Hassanzadeh’s team first performed the Fourier transform on the equation of their fully trained deep learning model. Each of the approximately 1 million model parameters acts as a multiplier that gives more or less weight to certain operations in the equation in model calculations. In an untrained model, the parameters have random values. These are adjusted and refined during training as the algorithm gradually learns to arrive at predictions that get closer and closer to the known results in the training cases. Structurally, the model parameters are grouped into approximately 40,000 five-by-five matrices, or kernels.

“When we took the Fourier transform of the equation, it told us to look at the Fourier transform of these matrices,” Hassanzadeh said. “We didn’t know that. Nobody has ever done this part before, looking at the Fourier transforms of these matrices and trying to connect them to physics.

“And when we did that, it turns out that what the neural network is learning is a combination of low-pass filters, high-pass filters and Gabor filters,” he said.

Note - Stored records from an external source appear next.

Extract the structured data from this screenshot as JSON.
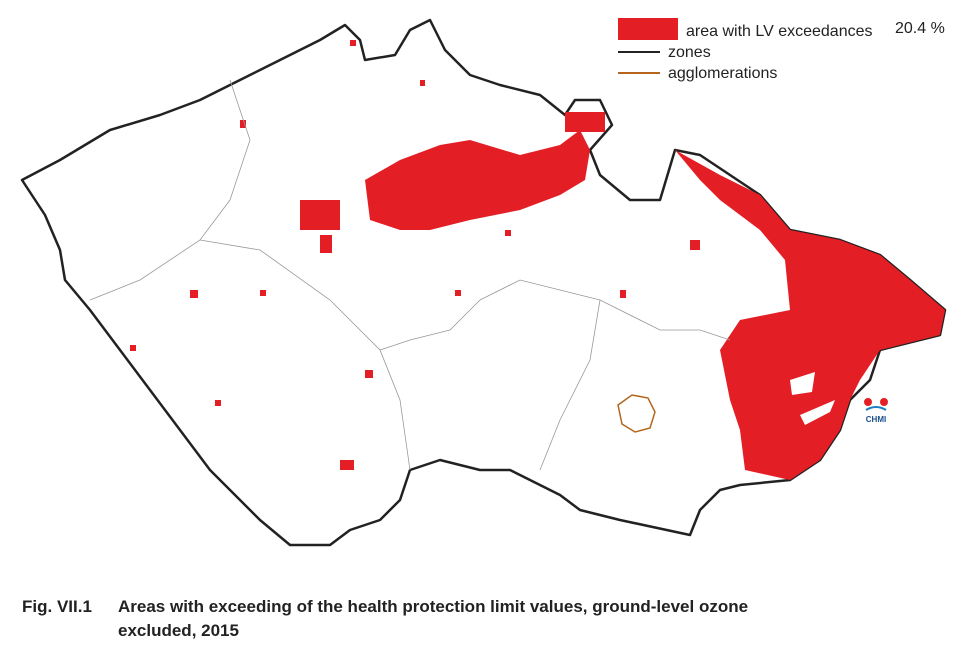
{
  "legend": {
    "items": [
      {
        "label": "area with LV exceedances"
      },
      {
        "label": "zones"
      },
      {
        "label": "agglomerations"
      }
    ],
    "share": "20.4 %"
  },
  "logo": {
    "label": "CHMI"
  },
  "caption": {
    "number": "Fig. VII.1",
    "lines": [
      "Areas with exceeding of the health protection limit values, ground-level ozone",
      "excluded, 2015"
    ]
  }
}
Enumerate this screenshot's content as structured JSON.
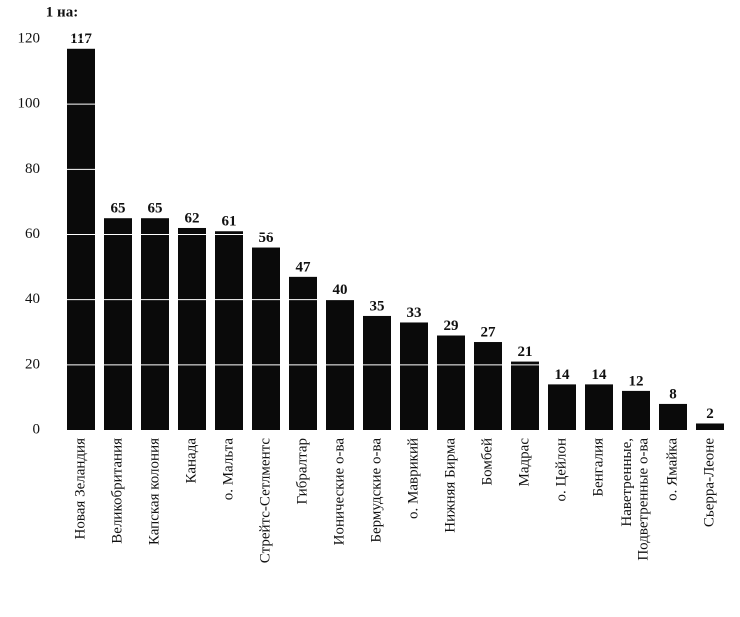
{
  "chart_data": {
    "type": "bar",
    "y_label": "1 на:",
    "categories": [
      "Новая Зеландия",
      "Великобритания",
      "Капская колония",
      "Канада",
      "о. Мальта",
      "Стрейтс-Сетлментс",
      "Гибралтар",
      "Ионические о-ва",
      "Бермудские о-ва",
      "о. Маврикий",
      "Нижняя Бирма",
      "Бомбей",
      "Мадрас",
      "о. Цейлон",
      "Бенгалия",
      "Наветренные,\nПодветренные о-ва",
      "о. Ямайка",
      "Сьерра-Леоне"
    ],
    "values": [
      117,
      65,
      65,
      62,
      61,
      56,
      47,
      40,
      35,
      33,
      29,
      27,
      21,
      14,
      14,
      12,
      8,
      2
    ],
    "color": "#0a0a0a",
    "ylim": [
      0,
      120
    ],
    "yticks": [
      0,
      20,
      40,
      60,
      80,
      100,
      120
    ],
    "grid": true,
    "grid_color": "#ffffff"
  }
}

“The beauty of this is that the neural network doesn’t do magic,” Hassanzadeh said. “It doesn’t do anything crazy. A physicist or mathematician could have tried that. Of course, without the power of neural networks, we didn’t know how to properly combine these filters. But when we talk to working physicists about it, they love it. ‘Cause they say, ‘Oh! I know what those things are. The neural network has learned this. I understand.’ »

Subel said the findings have important implications for scientific learning, even suggesting that some things scientists have learned from studying machine learning in other contexts, such as classifying static images, may not apply to scientific machine learning hold true.

“We have found that some of the insights and conclusions from the machine learning literature, e.g. gained from working on commercial and medical applications, do not apply to many critical applications in science and engineering, such as B. the modeling of climate change. ‘ said Subel. . “That in itself is an important implication. »

Chattopadhyay received his Ph.D. in 2022 and is now a researcher at the Palo Alto Research Center.

The research was supported by the Office of Naval Research (N00014-20-1-2722), the National Science Foundation (2005123, 1748958), and the Schmidt Futures program. Computational resources were provided by the National Science Foundation (170020) and the National Center for Atmospheric Research (URIC0004).